Similarly, high-quality aesthetic productions have to be measured by the aesthetic results, not by simple economic metrics. Look, it would be an easy task to throw together a budget grand opera in your high school gym. You hire a few local musicians, give them two rehearsals with a local conductor, throw together a pick-up chorus, paint some sheets for a backdrop, hit the regional conservatory for their leading voice students for your solo singers and there you have it. Cost, minimal. Aesthetic results, minimal as well. What would you pay for a ticket to this production?

The real question regarding the Met or any opera house or symphony orchestra is whether the aesthetic results are outstanding, merely adequate, or substandard. How demanding are the tastes of the audience? How affluent is the community?
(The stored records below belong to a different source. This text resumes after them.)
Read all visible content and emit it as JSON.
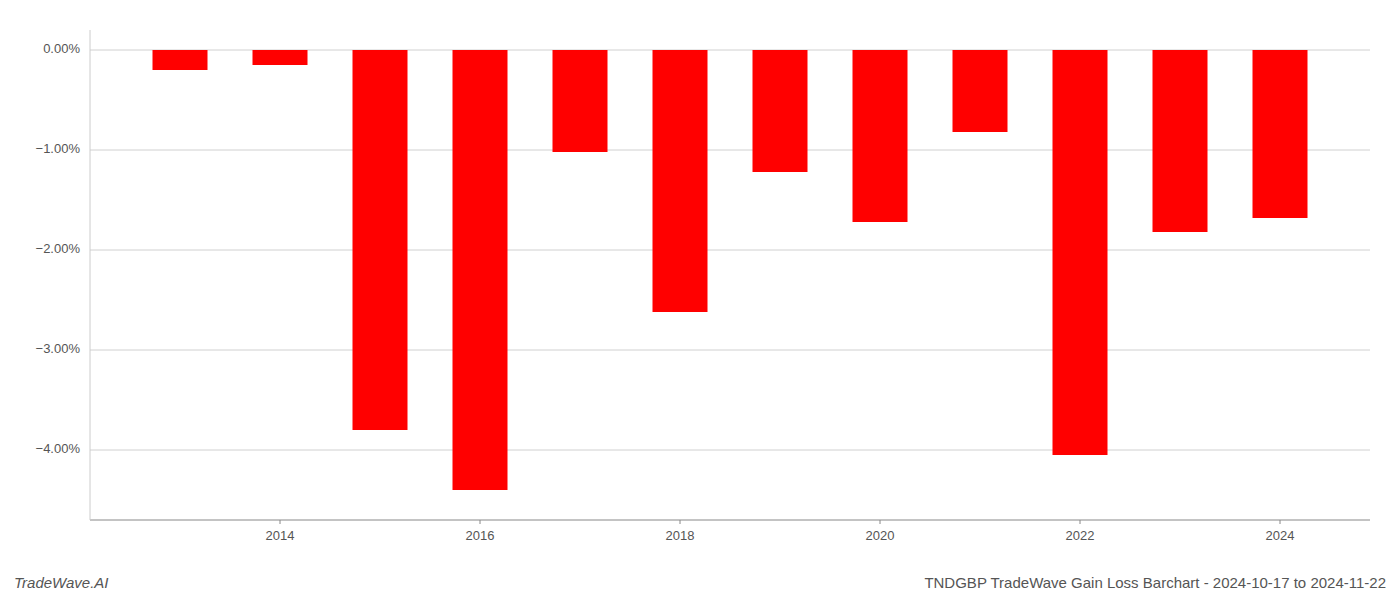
{
  "chart_data": {
    "type": "bar",
    "title": "TNDGBP TradeWave Gain Loss Barchart - 2024-10-17 to 2024-11-22",
    "annotations": [
      "TradeWave.AI"
    ],
    "x": [
      2013,
      2014,
      2015,
      2016,
      2017,
      2018,
      2019,
      2020,
      2021,
      2022,
      2023,
      2024
    ],
    "values": [
      -0.2,
      -0.15,
      -3.8,
      -4.4,
      -1.02,
      -2.62,
      -1.22,
      -1.72,
      -0.82,
      -4.05,
      -1.82,
      -1.68
    ],
    "color": "#ff0000",
    "xlim": [
      2012.1,
      2024.9
    ],
    "xticks": [
      2014,
      2016,
      2018,
      2020,
      2022,
      2024
    ],
    "ylim": [
      -4.7,
      0.2
    ],
    "yticks": [
      {
        "value": 0.0,
        "label": "0.00%"
      },
      {
        "value": -1.0,
        "label": "−1.00%"
      },
      {
        "value": -2.0,
        "label": "−2.00%"
      },
      {
        "value": -3.0,
        "label": "−3.00%"
      },
      {
        "value": -4.0,
        "label": "−4.00%"
      }
    ],
    "grid": true
  }
}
If you have a demanding audience and an affluent community then I can't see why they wouldn't be able to support a high-quality symphony or opera.

But, you know, we just seem to have an aversion to even admitting that aesthetics exist, let alone are worth paying for!

Here is a performance of Schubert's Unfinished Symphony by the Chamber Orchestra of Europe conducted by Trevor Pinnock. You can check out just how unproductive those oboists are:


2 comments:

Marc in Eugene said...

Teachout is quite right about the Met in HD in theatres: I see the same people there as I do at Eugene Opera performances; I don't go regularly-- perhaps two or three broadcasts a season, less often now than I did six or seven years ago-- but I've never seen e.g. a group of young people who look like they might be in a music class at the university or in school &c &c. I don't understand it; Cinemark will do group discounts, even. Myself, I don't go so much because it is to my sensibilities just like watching a big screen television-- you know it's a live broadcast but... I prefer to listen, if I can't be in the concert hall.

Bryan Townsend said...

I have never attended one of those broadcasts as there is no venue close to me.